Production was squarely within market expectations and a respite from the previous week's report, which showed production at the highest level since late March.
US ethanol stocks added 374,000 barrels to 21.240 million barrels, the fifth straight build and reflection of the continuing drop in demand for blending. The increase was within market expectations as well.
The largest increase came in the Midwest region, where stocks rose by 500,000 barrels. The Midwest is home to most of the ethanol plants in the US and is a significant trading hub.
East Coast inventories grew by 290,000 barrels, as interest in that hub for spot product has dwindled.
Gulf Coast stocks dropped by 356,000 barrels. The Gulf Coast is the most common origin for exports but also hosts large consumption hubs.

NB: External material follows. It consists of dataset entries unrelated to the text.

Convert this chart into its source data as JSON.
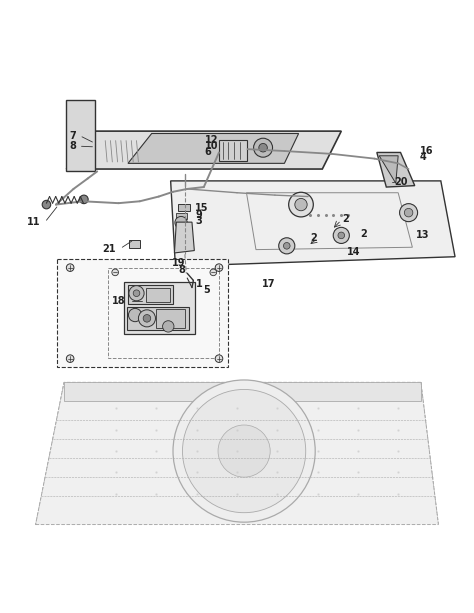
{
  "bg_color": "#ffffff",
  "line_color": "#555555",
  "dark_color": "#333333",
  "light_gray": "#aaaaaa",
  "mid_gray": "#888888",
  "figsize": [
    4.74,
    6.13
  ],
  "dpi": 100
}
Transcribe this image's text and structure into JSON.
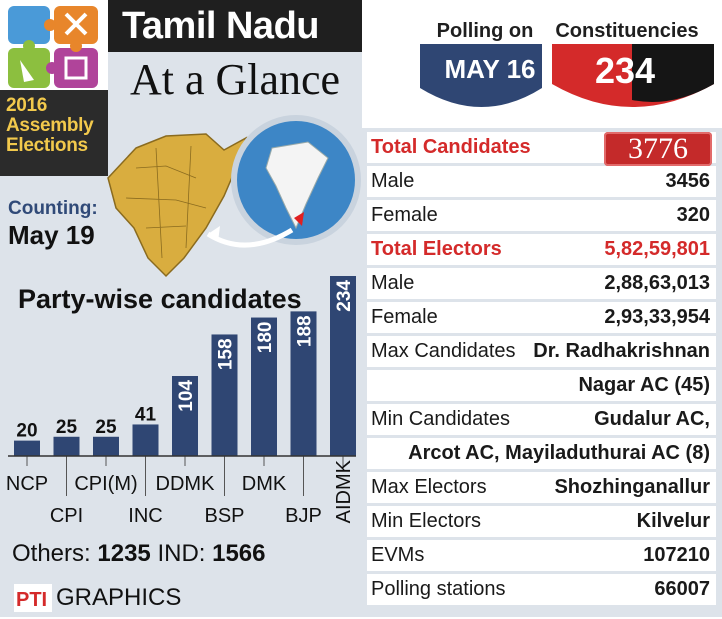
{
  "header": {
    "title": "Tamil Nadu",
    "subtitle": "At a Glance",
    "year_line1": "2016",
    "year_line2": "Assembly",
    "year_line3": "Elections",
    "counting_label": "Counting:",
    "counting_date": "May 19"
  },
  "polling": {
    "label": "Polling on",
    "date": "MAY 16",
    "constituencies_label": "Constituencies",
    "constituencies_value": "234"
  },
  "chart_data": {
    "type": "bar",
    "title": "Party-wise candidates",
    "categories": [
      "NCP",
      "CPI",
      "CPI(M)",
      "INC",
      "DDMK",
      "BSP",
      "DMK",
      "BJP",
      "AIDMK"
    ],
    "values": [
      20,
      25,
      25,
      41,
      104,
      158,
      180,
      188,
      234
    ],
    "data_labels": [
      "20",
      "25",
      "25",
      "41",
      "104",
      "158",
      "180",
      "188",
      "234"
    ],
    "bar_color": "#2f4673",
    "ylim": [
      0,
      234
    ],
    "grid": false
  },
  "others": {
    "others_label": "Others:",
    "others_value": "1235",
    "ind_label": "IND:",
    "ind_value": "1566"
  },
  "footer": {
    "logo_text": "PTI",
    "graphics_label": "GRAPHICS"
  },
  "stats": [
    {
      "label": "Total Candidates",
      "value": "3776",
      "style": "boxed"
    },
    {
      "label": "Male",
      "value": "3456",
      "style": "normal"
    },
    {
      "label": "Female",
      "value": "320",
      "style": "normal"
    },
    {
      "label": "Total Electors",
      "value": "5,82,59,801",
      "style": "red"
    },
    {
      "label": "Male",
      "value": "2,88,63,013",
      "style": "normal"
    },
    {
      "label": "Female",
      "value": "2,93,33,954",
      "style": "normal"
    },
    {
      "label": "Max Candidates",
      "value": "Dr. Radhakrishnan",
      "style": "normal"
    },
    {
      "label": "",
      "value": "Nagar AC (45)",
      "style": "normal"
    },
    {
      "label": "Min Candidates",
      "value": "Gudalur AC,",
      "style": "normal"
    },
    {
      "label": "",
      "value": "Arcot AC, Mayiladuthurai AC (8)",
      "style": "normal"
    },
    {
      "label": "Max Electors",
      "value": "Shozhinganallur",
      "style": "normal"
    },
    {
      "label": "Min Electors",
      "value": "Kilvelur",
      "style": "normal"
    },
    {
      "label": "EVMs",
      "value": "107210",
      "style": "normal"
    },
    {
      "label": "Polling stations",
      "value": "66007",
      "style": "normal"
    }
  ],
  "colors": {
    "accent_red": "#d42a2a",
    "navy": "#2f4673",
    "dark": "#1f1f1f",
    "panel_bg": "#dde3ea",
    "map_gold": "#d9ad3f",
    "globe_blue": "#3d86c6"
  }
}
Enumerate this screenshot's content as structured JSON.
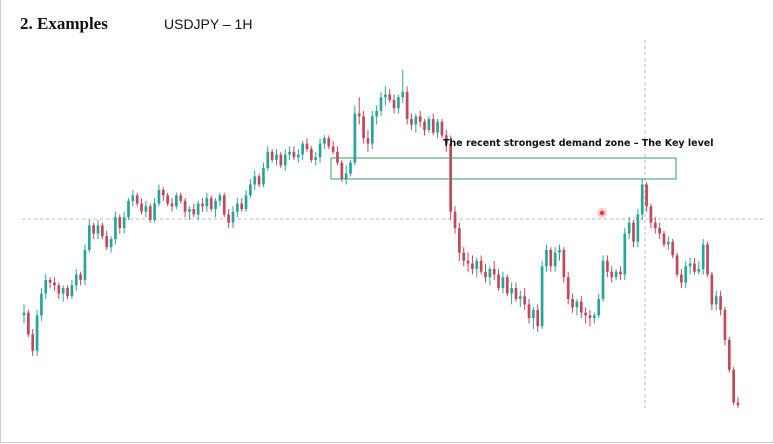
{
  "heading": "2. Examples",
  "symbol_label": "USDJPY – 1H",
  "colors": {
    "bull": "#26a69a",
    "bear": "#c2485a",
    "zone": "#2fa35a",
    "grid": "#b8b8b8",
    "marker": "#e53935"
  },
  "chart_data": {
    "type": "candlestick",
    "symbol": "USDJPY",
    "timeframe": "1H",
    "title": "",
    "xlabel": "",
    "ylabel": "",
    "grid": false,
    "annotations": [
      {
        "type": "zone",
        "label": "The recent strongest demand zone – The Key level",
        "low": 166.2,
        "high": 169.4
      },
      {
        "type": "crosshair"
      },
      {
        "type": "marker"
      }
    ],
    "candles": [
      [
        100,
        108,
        94,
        102
      ],
      [
        102,
        104,
        84,
        86
      ],
      [
        86,
        90,
        70,
        74
      ],
      [
        74,
        104,
        70,
        100
      ],
      [
        100,
        120,
        96,
        116
      ],
      [
        116,
        130,
        112,
        126
      ],
      [
        126,
        128,
        120,
        124
      ],
      [
        124,
        128,
        118,
        122
      ],
      [
        122,
        124,
        112,
        116
      ],
      [
        116,
        122,
        110,
        120
      ],
      [
        120,
        122,
        112,
        114
      ],
      [
        114,
        126,
        112,
        122
      ],
      [
        122,
        134,
        118,
        130
      ],
      [
        130,
        132,
        122,
        126
      ],
      [
        126,
        152,
        122,
        148
      ],
      [
        148,
        170,
        146,
        166
      ],
      [
        166,
        168,
        156,
        160
      ],
      [
        160,
        170,
        156,
        166
      ],
      [
        166,
        168,
        156,
        158
      ],
      [
        158,
        162,
        148,
        150
      ],
      [
        150,
        158,
        146,
        156
      ],
      [
        156,
        176,
        152,
        172
      ],
      [
        172,
        174,
        160,
        164
      ],
      [
        164,
        176,
        160,
        172
      ],
      [
        172,
        186,
        170,
        184
      ],
      [
        184,
        192,
        180,
        188
      ],
      [
        188,
        190,
        180,
        182
      ],
      [
        182,
        186,
        174,
        176
      ],
      [
        176,
        184,
        172,
        180
      ],
      [
        180,
        182,
        168,
        170
      ],
      [
        170,
        186,
        168,
        182
      ],
      [
        182,
        196,
        180,
        192
      ],
      [
        192,
        194,
        184,
        188
      ],
      [
        188,
        190,
        180,
        182
      ],
      [
        182,
        186,
        176,
        180
      ],
      [
        180,
        190,
        178,
        188
      ],
      [
        188,
        190,
        182,
        184
      ],
      [
        184,
        186,
        172,
        176
      ],
      [
        176,
        180,
        170,
        178
      ],
      [
        178,
        182,
        172,
        174
      ],
      [
        174,
        184,
        170,
        182
      ],
      [
        182,
        186,
        176,
        180
      ],
      [
        180,
        190,
        176,
        186
      ],
      [
        186,
        188,
        176,
        178
      ],
      [
        178,
        186,
        172,
        184
      ],
      [
        184,
        190,
        180,
        188
      ],
      [
        188,
        190,
        172,
        174
      ],
      [
        174,
        178,
        164,
        168
      ],
      [
        168,
        180,
        164,
        176
      ],
      [
        176,
        186,
        172,
        182
      ],
      [
        182,
        186,
        176,
        178
      ],
      [
        178,
        192,
        176,
        188
      ],
      [
        188,
        200,
        186,
        196
      ],
      [
        196,
        206,
        192,
        202
      ],
      [
        202,
        204,
        194,
        196
      ],
      [
        196,
        212,
        194,
        208
      ],
      [
        208,
        224,
        206,
        220
      ],
      [
        220,
        222,
        212,
        214
      ],
      [
        214,
        222,
        210,
        218
      ],
      [
        218,
        220,
        208,
        210
      ],
      [
        210,
        222,
        206,
        218
      ],
      [
        218,
        224,
        214,
        220
      ],
      [
        220,
        224,
        214,
        216
      ],
      [
        216,
        222,
        212,
        218
      ],
      [
        218,
        228,
        214,
        226
      ],
      [
        226,
        230,
        220,
        222
      ],
      [
        222,
        224,
        212,
        214
      ],
      [
        214,
        220,
        210,
        216
      ],
      [
        216,
        230,
        212,
        226
      ],
      [
        226,
        232,
        222,
        230
      ],
      [
        230,
        232,
        222,
        224
      ],
      [
        224,
        228,
        218,
        220
      ],
      [
        220,
        224,
        210,
        212
      ],
      [
        212,
        214,
        198,
        200
      ],
      [
        200,
        210,
        196,
        204
      ],
      [
        204,
        214,
        202,
        212
      ],
      [
        212,
        254,
        210,
        248
      ],
      [
        248,
        260,
        240,
        246
      ],
      [
        246,
        250,
        226,
        230
      ],
      [
        230,
        236,
        220,
        226
      ],
      [
        226,
        250,
        222,
        246
      ],
      [
        246,
        254,
        240,
        250
      ],
      [
        250,
        264,
        246,
        260
      ],
      [
        260,
        268,
        254,
        262
      ],
      [
        262,
        266,
        256,
        258
      ],
      [
        258,
        262,
        248,
        252
      ],
      [
        252,
        262,
        248,
        260
      ],
      [
        260,
        280,
        256,
        264
      ],
      [
        264,
        268,
        240,
        244
      ],
      [
        244,
        248,
        236,
        240
      ],
      [
        240,
        248,
        234,
        246
      ],
      [
        246,
        250,
        238,
        242
      ],
      [
        242,
        244,
        232,
        236
      ],
      [
        236,
        246,
        234,
        244
      ],
      [
        244,
        248,
        232,
        234
      ],
      [
        234,
        244,
        230,
        242
      ],
      [
        242,
        244,
        230,
        232
      ],
      [
        232,
        236,
        220,
        226
      ],
      [
        226,
        232,
        170,
        176
      ],
      [
        176,
        180,
        160,
        164
      ],
      [
        164,
        168,
        140,
        146
      ],
      [
        146,
        150,
        136,
        140
      ],
      [
        140,
        146,
        132,
        138
      ],
      [
        138,
        144,
        130,
        134
      ],
      [
        134,
        142,
        128,
        140
      ],
      [
        140,
        144,
        130,
        132
      ],
      [
        132,
        138,
        124,
        128
      ],
      [
        128,
        136,
        122,
        134
      ],
      [
        134,
        140,
        126,
        130
      ],
      [
        130,
        134,
        118,
        120
      ],
      [
        120,
        132,
        116,
        128
      ],
      [
        128,
        130,
        114,
        116
      ],
      [
        116,
        124,
        108,
        120
      ],
      [
        120,
        124,
        110,
        112
      ],
      [
        112,
        118,
        106,
        114
      ],
      [
        114,
        120,
        104,
        108
      ],
      [
        108,
        112,
        94,
        98
      ],
      [
        98,
        106,
        90,
        104
      ],
      [
        104,
        108,
        88,
        92
      ],
      [
        92,
        140,
        90,
        136
      ],
      [
        136,
        152,
        132,
        148
      ],
      [
        148,
        150,
        132,
        136
      ],
      [
        136,
        150,
        132,
        146
      ],
      [
        146,
        152,
        140,
        148
      ],
      [
        148,
        150,
        124,
        128
      ],
      [
        128,
        132,
        108,
        112
      ],
      [
        112,
        116,
        102,
        106
      ],
      [
        106,
        112,
        100,
        110
      ],
      [
        110,
        114,
        98,
        102
      ],
      [
        102,
        106,
        94,
        100
      ],
      [
        100,
        104,
        92,
        98
      ],
      [
        98,
        102,
        94,
        100
      ],
      [
        100,
        116,
        98,
        112
      ],
      [
        112,
        144,
        110,
        140
      ],
      [
        140,
        144,
        128,
        132
      ],
      [
        132,
        136,
        124,
        128
      ],
      [
        128,
        134,
        126,
        132
      ],
      [
        132,
        136,
        126,
        130
      ],
      [
        130,
        164,
        126,
        160
      ],
      [
        160,
        172,
        156,
        168
      ],
      [
        168,
        170,
        150,
        154
      ],
      [
        154,
        178,
        150,
        174
      ],
      [
        174,
        200,
        170,
        196
      ],
      [
        196,
        198,
        176,
        180
      ],
      [
        180,
        182,
        164,
        168
      ],
      [
        168,
        172,
        160,
        164
      ],
      [
        164,
        168,
        156,
        160
      ],
      [
        160,
        162,
        150,
        152
      ],
      [
        152,
        158,
        148,
        154
      ],
      [
        154,
        156,
        142,
        144
      ],
      [
        144,
        146,
        128,
        130
      ],
      [
        130,
        134,
        120,
        124
      ],
      [
        124,
        140,
        120,
        136
      ],
      [
        136,
        142,
        130,
        138
      ],
      [
        138,
        142,
        130,
        132
      ],
      [
        132,
        140,
        130,
        134
      ],
      [
        134,
        156,
        130,
        152
      ],
      [
        152,
        154,
        128,
        130
      ],
      [
        130,
        132,
        104,
        108
      ],
      [
        108,
        118,
        104,
        114
      ],
      [
        114,
        118,
        100,
        104
      ],
      [
        104,
        106,
        78,
        82
      ],
      [
        82,
        84,
        58,
        60
      ],
      [
        60,
        62,
        34,
        36
      ],
      [
        36,
        40,
        32,
        34
      ]
    ]
  }
}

West Coast inventories fell 54,000 barrels despite the EIA reporting 9,000 barrels of imports on the week. Ethanol imports typically flow into California, as imported sugarcane-based ethanol from Brazil generates more value from carbon credits under the state's Low Carbon Fuel Standard.
The four-week rolling average of the refiner and blender net ethanol input fell by 11,000 b/d to 813,000 b/d, while the weekly average fell 21,000 b/d to 792,000 b/d.
The four-week rolling average of gasoline demand, represented by product supplied, fell 91,000 b/d to 8.280 million b/d. The weekly average decreased by 156,000 b/d to 7.973 million b/d.
The four-week rolling average of the ethanol blending rate, calculated by dividing the refiner and blender ethanol input by gasoline demand, fell to 9.82% from 9.84%.